Parent writes:

Dr. Todd, our daughter who is 14 has had a radical change in behavior in the past 6 months. She is consistently talking to us disrespectfully. Her grades have dropped, still gets good grades but clearly has lost her motivation for studying. She hates the school she attends and many of the teachers. Lots and Lots of friends issues, change of friends and some real mean girl stuff going on.

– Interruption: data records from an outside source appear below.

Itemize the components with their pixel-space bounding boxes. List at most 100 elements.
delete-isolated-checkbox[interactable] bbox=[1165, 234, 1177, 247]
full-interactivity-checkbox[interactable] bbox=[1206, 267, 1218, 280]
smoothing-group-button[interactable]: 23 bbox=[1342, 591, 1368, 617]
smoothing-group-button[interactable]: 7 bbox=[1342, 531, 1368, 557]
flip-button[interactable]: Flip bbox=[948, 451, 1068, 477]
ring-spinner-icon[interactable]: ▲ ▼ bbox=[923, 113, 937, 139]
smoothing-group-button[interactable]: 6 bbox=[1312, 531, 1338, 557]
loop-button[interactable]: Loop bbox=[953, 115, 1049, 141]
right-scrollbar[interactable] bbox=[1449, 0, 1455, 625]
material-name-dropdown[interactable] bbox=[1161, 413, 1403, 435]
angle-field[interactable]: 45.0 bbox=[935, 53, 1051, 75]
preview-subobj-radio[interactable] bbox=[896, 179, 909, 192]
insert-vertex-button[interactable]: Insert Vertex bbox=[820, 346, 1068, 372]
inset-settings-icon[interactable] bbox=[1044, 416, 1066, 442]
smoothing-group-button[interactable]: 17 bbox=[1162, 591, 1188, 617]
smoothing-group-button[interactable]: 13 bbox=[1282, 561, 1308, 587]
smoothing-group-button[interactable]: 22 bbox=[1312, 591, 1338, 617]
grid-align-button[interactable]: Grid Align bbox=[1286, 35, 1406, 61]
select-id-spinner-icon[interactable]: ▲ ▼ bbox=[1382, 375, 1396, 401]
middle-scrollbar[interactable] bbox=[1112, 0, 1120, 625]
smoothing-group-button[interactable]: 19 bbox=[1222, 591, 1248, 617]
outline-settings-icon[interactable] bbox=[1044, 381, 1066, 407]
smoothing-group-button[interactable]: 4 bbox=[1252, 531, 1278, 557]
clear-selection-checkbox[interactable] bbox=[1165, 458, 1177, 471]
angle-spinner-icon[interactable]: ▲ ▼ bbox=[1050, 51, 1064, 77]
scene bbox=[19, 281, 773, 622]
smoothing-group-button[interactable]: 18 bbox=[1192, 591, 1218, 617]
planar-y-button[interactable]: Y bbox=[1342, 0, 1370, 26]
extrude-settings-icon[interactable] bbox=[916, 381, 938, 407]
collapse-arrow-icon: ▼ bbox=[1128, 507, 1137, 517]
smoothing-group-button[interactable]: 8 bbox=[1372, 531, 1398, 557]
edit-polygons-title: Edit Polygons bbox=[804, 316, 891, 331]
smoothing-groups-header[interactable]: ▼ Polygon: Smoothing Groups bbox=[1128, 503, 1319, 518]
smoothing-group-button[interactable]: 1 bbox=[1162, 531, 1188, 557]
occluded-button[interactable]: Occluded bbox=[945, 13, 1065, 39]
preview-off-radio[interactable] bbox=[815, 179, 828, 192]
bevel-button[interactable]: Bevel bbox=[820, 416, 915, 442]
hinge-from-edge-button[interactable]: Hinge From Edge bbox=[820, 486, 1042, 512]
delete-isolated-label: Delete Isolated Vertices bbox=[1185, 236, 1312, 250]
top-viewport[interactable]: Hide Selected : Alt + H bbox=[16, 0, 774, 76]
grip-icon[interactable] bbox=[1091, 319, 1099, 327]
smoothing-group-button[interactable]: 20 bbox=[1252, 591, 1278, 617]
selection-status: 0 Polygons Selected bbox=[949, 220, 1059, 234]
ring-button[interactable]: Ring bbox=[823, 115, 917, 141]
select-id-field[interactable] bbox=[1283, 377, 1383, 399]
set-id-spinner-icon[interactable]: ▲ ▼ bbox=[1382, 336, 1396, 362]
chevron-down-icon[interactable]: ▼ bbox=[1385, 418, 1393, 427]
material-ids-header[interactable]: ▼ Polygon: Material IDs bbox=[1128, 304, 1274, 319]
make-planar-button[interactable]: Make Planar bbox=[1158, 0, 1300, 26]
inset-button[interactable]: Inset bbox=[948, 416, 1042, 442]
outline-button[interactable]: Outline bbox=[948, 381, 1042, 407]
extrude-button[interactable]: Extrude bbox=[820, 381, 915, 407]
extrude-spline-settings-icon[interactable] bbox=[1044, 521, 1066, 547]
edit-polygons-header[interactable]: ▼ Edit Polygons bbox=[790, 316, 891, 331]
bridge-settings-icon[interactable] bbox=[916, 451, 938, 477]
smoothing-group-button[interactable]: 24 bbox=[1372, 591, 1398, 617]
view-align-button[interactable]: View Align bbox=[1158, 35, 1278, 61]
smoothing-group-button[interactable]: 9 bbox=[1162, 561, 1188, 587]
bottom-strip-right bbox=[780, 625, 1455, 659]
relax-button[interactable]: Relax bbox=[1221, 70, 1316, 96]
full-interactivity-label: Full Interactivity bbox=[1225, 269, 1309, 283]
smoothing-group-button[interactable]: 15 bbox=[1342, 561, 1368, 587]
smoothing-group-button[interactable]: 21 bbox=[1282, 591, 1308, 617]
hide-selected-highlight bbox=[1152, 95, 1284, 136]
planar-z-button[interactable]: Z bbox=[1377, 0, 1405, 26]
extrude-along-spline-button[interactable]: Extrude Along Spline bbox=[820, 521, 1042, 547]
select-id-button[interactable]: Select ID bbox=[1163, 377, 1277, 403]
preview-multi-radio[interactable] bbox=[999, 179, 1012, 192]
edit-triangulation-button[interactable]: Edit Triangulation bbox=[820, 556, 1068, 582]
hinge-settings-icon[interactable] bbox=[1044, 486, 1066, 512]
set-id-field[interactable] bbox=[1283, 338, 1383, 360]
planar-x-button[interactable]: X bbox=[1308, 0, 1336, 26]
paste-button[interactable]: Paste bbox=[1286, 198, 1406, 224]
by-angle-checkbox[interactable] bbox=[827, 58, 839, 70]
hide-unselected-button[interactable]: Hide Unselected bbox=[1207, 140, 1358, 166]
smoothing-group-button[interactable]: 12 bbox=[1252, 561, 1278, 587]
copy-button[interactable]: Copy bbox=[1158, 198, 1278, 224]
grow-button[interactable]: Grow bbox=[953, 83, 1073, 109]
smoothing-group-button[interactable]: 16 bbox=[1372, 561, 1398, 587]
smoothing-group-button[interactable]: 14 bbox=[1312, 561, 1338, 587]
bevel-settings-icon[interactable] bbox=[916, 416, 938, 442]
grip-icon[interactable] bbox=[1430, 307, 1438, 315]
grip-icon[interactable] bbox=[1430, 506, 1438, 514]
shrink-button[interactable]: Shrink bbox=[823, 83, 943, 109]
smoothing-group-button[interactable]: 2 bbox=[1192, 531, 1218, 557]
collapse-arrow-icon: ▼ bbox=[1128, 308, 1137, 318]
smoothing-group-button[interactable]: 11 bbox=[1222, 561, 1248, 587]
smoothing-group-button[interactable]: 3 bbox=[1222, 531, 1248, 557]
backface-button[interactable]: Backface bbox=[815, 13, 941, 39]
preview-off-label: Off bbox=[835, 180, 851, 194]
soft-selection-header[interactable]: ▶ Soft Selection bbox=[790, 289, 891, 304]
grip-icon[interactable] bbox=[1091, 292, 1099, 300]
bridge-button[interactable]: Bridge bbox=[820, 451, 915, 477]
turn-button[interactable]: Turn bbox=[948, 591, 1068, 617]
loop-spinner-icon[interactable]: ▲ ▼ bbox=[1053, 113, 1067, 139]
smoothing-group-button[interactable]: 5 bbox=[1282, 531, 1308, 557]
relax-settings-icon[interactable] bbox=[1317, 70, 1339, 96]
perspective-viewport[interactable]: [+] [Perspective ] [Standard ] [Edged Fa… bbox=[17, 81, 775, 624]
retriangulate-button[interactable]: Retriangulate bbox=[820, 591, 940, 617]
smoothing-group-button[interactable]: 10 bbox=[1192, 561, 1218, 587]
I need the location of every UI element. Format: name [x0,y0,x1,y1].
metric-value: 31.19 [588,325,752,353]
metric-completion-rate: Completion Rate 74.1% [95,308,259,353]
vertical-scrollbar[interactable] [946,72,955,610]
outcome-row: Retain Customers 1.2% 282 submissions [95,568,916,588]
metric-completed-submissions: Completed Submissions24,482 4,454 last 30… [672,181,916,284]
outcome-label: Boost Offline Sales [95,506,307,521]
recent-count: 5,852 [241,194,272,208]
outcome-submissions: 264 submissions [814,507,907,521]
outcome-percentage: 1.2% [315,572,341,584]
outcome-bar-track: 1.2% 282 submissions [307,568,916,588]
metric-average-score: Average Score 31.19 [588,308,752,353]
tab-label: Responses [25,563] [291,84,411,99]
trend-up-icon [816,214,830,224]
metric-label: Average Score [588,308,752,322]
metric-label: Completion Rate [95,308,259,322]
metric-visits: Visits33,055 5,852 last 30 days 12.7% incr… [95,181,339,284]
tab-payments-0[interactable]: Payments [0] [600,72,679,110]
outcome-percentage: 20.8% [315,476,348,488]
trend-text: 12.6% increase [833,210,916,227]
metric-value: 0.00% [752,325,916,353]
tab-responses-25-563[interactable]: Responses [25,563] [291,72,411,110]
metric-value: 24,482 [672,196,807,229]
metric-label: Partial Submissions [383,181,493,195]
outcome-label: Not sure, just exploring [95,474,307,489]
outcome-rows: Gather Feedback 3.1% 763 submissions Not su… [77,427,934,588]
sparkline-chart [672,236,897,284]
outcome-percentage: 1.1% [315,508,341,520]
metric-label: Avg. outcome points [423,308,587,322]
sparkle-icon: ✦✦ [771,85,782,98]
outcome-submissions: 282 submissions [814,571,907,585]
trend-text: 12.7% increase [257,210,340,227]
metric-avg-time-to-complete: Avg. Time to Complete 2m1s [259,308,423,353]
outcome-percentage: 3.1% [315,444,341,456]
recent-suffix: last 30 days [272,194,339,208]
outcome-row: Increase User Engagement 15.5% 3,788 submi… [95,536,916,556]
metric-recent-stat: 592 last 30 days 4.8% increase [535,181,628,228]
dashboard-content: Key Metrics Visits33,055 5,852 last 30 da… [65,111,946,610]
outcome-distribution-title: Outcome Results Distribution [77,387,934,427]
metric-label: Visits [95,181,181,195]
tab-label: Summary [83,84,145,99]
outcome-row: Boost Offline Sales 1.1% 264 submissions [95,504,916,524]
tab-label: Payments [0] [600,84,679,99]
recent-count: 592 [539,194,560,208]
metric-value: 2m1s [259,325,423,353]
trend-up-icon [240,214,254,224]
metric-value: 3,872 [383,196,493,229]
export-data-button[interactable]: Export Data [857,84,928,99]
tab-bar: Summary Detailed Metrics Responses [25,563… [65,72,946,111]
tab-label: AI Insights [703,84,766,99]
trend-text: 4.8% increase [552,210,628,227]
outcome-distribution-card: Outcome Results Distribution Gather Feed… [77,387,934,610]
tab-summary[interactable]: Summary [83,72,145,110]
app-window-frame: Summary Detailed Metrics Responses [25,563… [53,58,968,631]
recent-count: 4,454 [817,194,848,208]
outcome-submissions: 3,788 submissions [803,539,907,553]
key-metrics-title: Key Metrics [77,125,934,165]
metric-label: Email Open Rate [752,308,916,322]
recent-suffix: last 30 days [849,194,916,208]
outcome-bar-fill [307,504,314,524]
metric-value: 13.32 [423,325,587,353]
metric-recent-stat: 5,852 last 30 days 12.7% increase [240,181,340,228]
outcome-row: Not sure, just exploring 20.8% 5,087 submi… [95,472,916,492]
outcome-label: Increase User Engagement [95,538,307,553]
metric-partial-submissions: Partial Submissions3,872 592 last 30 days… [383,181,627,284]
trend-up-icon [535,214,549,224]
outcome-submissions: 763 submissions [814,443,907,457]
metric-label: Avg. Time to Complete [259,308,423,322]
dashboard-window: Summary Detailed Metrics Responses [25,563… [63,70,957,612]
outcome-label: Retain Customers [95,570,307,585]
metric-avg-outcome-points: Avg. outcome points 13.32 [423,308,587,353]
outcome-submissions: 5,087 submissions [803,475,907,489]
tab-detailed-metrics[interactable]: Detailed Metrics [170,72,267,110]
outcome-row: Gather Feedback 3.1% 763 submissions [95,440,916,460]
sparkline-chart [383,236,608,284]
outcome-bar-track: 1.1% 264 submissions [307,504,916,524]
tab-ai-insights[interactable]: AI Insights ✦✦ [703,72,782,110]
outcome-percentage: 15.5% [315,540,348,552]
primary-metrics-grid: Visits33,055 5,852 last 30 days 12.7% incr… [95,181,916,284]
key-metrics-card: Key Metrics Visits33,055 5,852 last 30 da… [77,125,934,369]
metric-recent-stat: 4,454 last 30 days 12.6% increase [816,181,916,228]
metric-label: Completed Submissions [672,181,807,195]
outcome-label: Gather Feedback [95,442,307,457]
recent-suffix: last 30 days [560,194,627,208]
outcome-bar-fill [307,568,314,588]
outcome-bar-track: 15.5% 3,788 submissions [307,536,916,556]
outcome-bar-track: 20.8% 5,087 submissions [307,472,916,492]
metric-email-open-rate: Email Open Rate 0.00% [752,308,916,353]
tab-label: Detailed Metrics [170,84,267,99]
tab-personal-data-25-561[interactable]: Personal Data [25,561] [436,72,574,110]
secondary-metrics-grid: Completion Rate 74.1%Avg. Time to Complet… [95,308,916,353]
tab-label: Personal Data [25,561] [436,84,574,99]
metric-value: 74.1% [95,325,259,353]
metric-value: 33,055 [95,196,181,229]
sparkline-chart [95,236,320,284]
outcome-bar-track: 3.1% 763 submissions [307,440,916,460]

We have used the consequences of her phone and other electronic devices being taken away. Even that does not seem to work. She simply does not listen to anything we say. At the end of our rope and no idea what to do. I know much of this can be typical in girls in 8th grade, but I believe her behavior is extreme. Help!!!!

Dr. Todd writes:

I'm sorry to hear that your daughter is going through such a difficult time.  While she needs to talk to you respectfully, of course, I think the place to start is with what is underneath her disrespectful behavior.  You already suspect that she has strong negative feelings toward her school and teachers and is experiencing friendship problems on top of it. 

This is where you start.

I don't know what kind of conversations you've been able to have so far, but I would start with listening.  As Stephen Covey wrote, "Seek first to understand, then to be understood."  (my paraphrase).  Let her know that you really care about her feelings related to school, teachers, and friends.  Let her tell you all the details, ask clarifying questions, put yourself in her shoes, and try to really understand things from her point of view.

Once your daughter feels that you have come along side her, then she will be more open to the next step: mutual problem-solving.  Start with her ideas.  "What do you think is a good idea?" is a simple but effective question.  Even if she offers a bad idea (e.g., quitting school), write it down and she if she can think of another idea (e.g., "Well, quitting school is one idea.  What's another option?"). 

As you list her ideas and add your own, examine them together.  You want to help her think them through.  How would ______ idea really work out?  Would it help solve the problem or create other problems?  As you go through this process, hopefully your daughter will be able to identify positive ways of handling her difficult situations.  This may seem like a slow process, but it will communicate three things:  1) You love your daughter, 2) There are good solutions to her problems, and 3) Together, you can find them.

Above, I have described how I hope this discussion will sound.  It may not work out just this way.  Your calmness and patience will play a big role.  However, it is possible that she will not be receptive to your attempts or that you may push each other's buttons.  Even if she becomes disrespectful, you must remain respectful and in control--show her how to handle frustrated emotions the right way.  

If this happens, then I strongly recommend that you ask your pastor or family physician for a referral for a good child/family therapist.  A trained therapist may be what you need right now and can play a big role in helping your daughter and your family learn how to effectively navigate these situations and the ones yet to come.